The earlier Act had different provisions for termination cases in different states and did not provide any specific timelines for resignation cases.
- Equal Remuneration
Section 3 has included the word ‘gender’ so as to widen the duty of an employer to pay equal wages to its employees, thereby promoting gender equality.
The amendment will ensure no discrimination in payment of wages amongst males, females and individuals falling within the definition of ‘transgender’.
- Limitation period for claims
The period of limitation for filing of claims for minimum wages, bonus, equal remuneration etc., by workers has been enhanced to 3 years as against existing time period varying from 6 months to 2 years, to provide more time to file their claims.
- Other provisions
- Pursuant to enactment of the Code, Section 8(2) will stipulates a procedure to fix minimum wages and it will become a right of every worker thereby providing legislative protection to workers in the unorganized sector as well.
- Inclusion of workers in the committee will ensure appropriate representation of the workers in procedure for determination of wages and while considerations for fixing & revising minimum wages.
- This Code seeks to provide a methodology to be followed by the Appropriate Government which is primarily based on the skills of the workers.
- Arduousness of working conditions of workers such as temperature or humidity normally difficult to bear, hazardous occupations, processes or underground work are to be considered while determining and/or revising the wages by the Government
- Duty of Inspectors & Penalties
The code provides the appropriate government to appoint Inspectors-cum-Facilitators (in the place of Inspectors), to carry out inspections. Such Inspectors-cum-Facilitators may advise employers and employees for better compliance. This has been done with the objective of removing the arbitrariness and malpractices in inspection.
The maximum penalty for any offence is limited to imprisonment for three months and/ or with a fine of up to INR 100,000.
POINTS TO WATCH OUT
- Section 9 of the Code introduces the concept of ‘floor wage’ which is to be fixed by the Central Government for different geographical areas taking into account the minimum living standards and Section 9(2) of the Code prohibits the State Government from lowering their minimum wages below such floor wage as may be fixed by the Central Government.
- This will increase the business labour cost and therefore the industries will hire less workers to keep the total labour costs same which will result in increase of unemployment rate.
- The code shall bring social disparity as minimum wages are to be fixed at varying rate from states to states or zones to zones depending upon the geographical conditions as; North zone, South zone, East Zone, West zone and North East zone. This may lead to job outsourcing as industries/establishments can move their facilities to countries where labour costs are lower.
- The new Code can also raise the cost of living as higher wages will allow the employees to pay more for housing and living.

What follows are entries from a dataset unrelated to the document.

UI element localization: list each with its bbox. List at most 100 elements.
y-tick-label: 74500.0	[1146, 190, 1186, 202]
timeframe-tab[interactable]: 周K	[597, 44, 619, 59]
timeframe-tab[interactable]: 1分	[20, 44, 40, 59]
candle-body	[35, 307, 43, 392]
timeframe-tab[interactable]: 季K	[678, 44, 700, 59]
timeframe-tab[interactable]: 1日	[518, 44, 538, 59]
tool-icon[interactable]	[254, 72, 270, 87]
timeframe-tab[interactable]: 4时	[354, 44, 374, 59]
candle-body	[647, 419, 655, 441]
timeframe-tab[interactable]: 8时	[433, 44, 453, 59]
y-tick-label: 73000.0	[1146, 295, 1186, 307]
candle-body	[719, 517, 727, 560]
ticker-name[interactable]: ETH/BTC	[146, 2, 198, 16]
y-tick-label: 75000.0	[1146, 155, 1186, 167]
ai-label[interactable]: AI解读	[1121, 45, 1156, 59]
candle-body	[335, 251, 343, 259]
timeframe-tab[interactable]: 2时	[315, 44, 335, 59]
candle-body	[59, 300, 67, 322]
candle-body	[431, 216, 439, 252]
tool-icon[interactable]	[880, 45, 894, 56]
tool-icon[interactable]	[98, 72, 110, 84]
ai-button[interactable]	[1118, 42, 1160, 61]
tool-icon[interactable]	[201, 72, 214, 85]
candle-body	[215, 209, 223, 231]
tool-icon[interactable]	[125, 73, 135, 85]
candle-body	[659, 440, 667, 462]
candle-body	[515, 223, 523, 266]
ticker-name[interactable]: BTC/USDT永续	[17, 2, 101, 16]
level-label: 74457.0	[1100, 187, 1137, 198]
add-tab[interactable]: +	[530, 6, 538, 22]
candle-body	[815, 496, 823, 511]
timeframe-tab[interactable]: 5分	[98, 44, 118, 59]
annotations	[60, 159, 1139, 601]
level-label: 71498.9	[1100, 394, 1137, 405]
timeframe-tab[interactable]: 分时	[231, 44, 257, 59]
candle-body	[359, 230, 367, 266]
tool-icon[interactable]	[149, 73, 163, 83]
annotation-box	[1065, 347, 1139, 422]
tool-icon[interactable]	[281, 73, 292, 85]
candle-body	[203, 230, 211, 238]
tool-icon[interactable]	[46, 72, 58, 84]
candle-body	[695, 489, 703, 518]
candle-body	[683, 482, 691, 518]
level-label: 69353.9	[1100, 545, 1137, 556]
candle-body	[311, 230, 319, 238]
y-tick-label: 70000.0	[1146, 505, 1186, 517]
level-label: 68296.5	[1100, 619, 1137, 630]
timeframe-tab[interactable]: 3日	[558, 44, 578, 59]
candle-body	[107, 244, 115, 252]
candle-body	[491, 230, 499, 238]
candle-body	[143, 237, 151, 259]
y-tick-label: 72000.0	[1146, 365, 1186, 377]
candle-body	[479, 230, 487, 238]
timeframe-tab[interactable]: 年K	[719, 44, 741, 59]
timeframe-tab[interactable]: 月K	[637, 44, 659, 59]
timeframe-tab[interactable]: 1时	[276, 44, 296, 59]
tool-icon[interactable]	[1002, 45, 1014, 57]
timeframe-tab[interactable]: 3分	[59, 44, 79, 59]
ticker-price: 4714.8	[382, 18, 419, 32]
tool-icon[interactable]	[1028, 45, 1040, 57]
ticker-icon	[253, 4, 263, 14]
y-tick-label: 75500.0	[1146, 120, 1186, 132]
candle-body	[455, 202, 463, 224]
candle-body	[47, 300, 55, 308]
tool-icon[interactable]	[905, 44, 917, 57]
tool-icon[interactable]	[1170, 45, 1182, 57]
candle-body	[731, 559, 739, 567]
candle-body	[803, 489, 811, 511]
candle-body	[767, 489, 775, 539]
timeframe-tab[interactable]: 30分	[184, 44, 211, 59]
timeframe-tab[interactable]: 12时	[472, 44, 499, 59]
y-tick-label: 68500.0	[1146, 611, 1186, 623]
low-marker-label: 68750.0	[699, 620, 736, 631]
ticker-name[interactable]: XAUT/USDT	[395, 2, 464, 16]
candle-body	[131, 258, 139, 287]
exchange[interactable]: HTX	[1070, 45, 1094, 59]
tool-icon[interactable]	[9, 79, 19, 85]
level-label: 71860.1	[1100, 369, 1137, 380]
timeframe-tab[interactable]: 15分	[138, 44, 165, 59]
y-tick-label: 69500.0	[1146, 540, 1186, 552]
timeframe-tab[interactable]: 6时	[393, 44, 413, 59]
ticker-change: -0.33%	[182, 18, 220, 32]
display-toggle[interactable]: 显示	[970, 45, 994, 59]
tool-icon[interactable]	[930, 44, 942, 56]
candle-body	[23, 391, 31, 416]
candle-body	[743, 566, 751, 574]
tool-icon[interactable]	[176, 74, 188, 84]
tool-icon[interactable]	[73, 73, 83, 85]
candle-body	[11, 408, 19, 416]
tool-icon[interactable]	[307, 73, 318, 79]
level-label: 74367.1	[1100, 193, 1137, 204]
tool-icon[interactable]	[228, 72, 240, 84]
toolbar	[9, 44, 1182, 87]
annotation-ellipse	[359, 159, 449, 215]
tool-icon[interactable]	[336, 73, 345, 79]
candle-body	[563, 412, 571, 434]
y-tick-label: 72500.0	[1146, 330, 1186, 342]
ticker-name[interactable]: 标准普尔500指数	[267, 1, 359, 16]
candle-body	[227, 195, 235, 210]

With Wage Code intending to cover 50 crore+ employees and ensure “Right to Sustenance” for every worker by increasing the legislative protection of minimum wage; its a welcome move making India a more formal economy and fulfilling India's aim to become a $5 Trillion economy.
The HR, Legal, Finance and business users must familiarise themselves with the code and evaluate potential impact on their operations and make use of time in hand before states start rolling out their rules.